Young Philby takes up the reins from Legends and continues this investigation through a daring and original structuring device. The novel depicts Cambridge spy, Harold (Kip) Philby's life from 1933 to 1945 through a series of chapters, each narrated by a different individual from Philby's life.
We first meet Philby as the callow 'Englishman' in 1933 Vienna, the chapter narrated by a woman communist organiser who later became his wife. Philby is young and inexperienced but committed to the cause of freeing Austria from the fascists. Back in London, the next chapter is told by Philby's university friend and future cohort, Guy Burgess. We follow Philby through the 1930s as he's recruited by Soviet intelligence, his time in Spain as a reporter in the Civil War, and his work during the Second World War. Each chapter is narrated by a different person and each person sees what they want to see in Philby, moulding him to their desires, making it impossible to pin down the 'real' Kim Philby, and asking if we can even legitimately talk about a 'real' Kim Philby. The different voices are written beautifully in Littell's elegant, clipped, and ironic prose, from the rambunctious ramble of his wife through the chummy bonhomie of Burgess to the cold authority of Philby's Soviet controller.
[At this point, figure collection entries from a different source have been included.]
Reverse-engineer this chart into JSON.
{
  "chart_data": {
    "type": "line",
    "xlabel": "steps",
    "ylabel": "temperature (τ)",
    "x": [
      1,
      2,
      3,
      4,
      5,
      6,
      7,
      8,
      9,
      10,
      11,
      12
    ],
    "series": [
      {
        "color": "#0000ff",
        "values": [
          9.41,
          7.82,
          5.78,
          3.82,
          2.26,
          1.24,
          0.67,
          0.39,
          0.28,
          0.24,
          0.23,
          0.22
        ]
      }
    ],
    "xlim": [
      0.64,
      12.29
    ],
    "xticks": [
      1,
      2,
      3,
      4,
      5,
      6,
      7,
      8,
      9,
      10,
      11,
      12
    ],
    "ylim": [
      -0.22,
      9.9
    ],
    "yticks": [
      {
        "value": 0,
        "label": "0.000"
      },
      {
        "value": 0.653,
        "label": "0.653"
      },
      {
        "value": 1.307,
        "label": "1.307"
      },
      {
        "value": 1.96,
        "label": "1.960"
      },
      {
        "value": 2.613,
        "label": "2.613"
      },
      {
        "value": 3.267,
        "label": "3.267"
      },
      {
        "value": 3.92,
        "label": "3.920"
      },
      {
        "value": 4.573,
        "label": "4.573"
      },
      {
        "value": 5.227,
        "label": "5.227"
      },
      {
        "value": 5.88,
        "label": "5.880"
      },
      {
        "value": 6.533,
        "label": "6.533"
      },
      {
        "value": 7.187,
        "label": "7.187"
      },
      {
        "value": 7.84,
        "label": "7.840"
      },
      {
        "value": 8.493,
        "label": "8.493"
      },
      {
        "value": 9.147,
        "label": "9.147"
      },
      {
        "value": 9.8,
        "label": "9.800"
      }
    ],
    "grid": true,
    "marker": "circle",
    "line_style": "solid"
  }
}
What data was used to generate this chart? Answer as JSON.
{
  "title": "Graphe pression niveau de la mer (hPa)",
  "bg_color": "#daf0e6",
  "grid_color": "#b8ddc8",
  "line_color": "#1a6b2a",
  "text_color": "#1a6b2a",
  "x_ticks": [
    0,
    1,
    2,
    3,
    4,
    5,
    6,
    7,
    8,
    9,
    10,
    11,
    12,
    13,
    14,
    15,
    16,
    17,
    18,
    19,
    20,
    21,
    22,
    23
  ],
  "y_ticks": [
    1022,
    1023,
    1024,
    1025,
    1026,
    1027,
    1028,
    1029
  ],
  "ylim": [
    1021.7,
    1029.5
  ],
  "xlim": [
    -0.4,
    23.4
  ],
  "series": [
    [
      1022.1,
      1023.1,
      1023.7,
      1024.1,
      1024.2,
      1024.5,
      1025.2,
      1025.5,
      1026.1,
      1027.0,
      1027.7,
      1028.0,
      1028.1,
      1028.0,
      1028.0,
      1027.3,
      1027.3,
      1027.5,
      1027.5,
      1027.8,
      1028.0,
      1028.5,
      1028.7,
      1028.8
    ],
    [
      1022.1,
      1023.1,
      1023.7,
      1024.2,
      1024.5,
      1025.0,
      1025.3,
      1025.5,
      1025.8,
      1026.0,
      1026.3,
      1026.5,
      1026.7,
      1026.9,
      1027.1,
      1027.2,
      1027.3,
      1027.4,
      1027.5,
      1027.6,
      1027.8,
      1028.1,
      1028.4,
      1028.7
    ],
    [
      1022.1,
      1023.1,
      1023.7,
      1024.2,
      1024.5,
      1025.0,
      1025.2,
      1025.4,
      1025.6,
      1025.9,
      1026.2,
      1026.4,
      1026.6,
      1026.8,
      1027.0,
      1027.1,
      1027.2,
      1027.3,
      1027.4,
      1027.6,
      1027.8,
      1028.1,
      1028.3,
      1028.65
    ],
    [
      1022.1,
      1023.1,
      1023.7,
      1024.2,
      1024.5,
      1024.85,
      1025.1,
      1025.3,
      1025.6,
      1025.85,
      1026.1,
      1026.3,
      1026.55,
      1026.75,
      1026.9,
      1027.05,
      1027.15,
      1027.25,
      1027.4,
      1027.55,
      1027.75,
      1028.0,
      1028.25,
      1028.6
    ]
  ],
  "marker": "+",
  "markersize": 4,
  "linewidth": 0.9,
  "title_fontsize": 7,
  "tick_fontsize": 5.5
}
There is a coda where Littell proposes a striking and bold new interpretation of who Philby really was and, in typical Littell fashion, leaves the reader unsure of even the most basic certainties of history.
Young Philby, through its audacious structure and sure sense of narrative, is a trenchant and intelligent meditation on identity and the mystery spinning at the heart of every spy novel. A quiet masterpiece.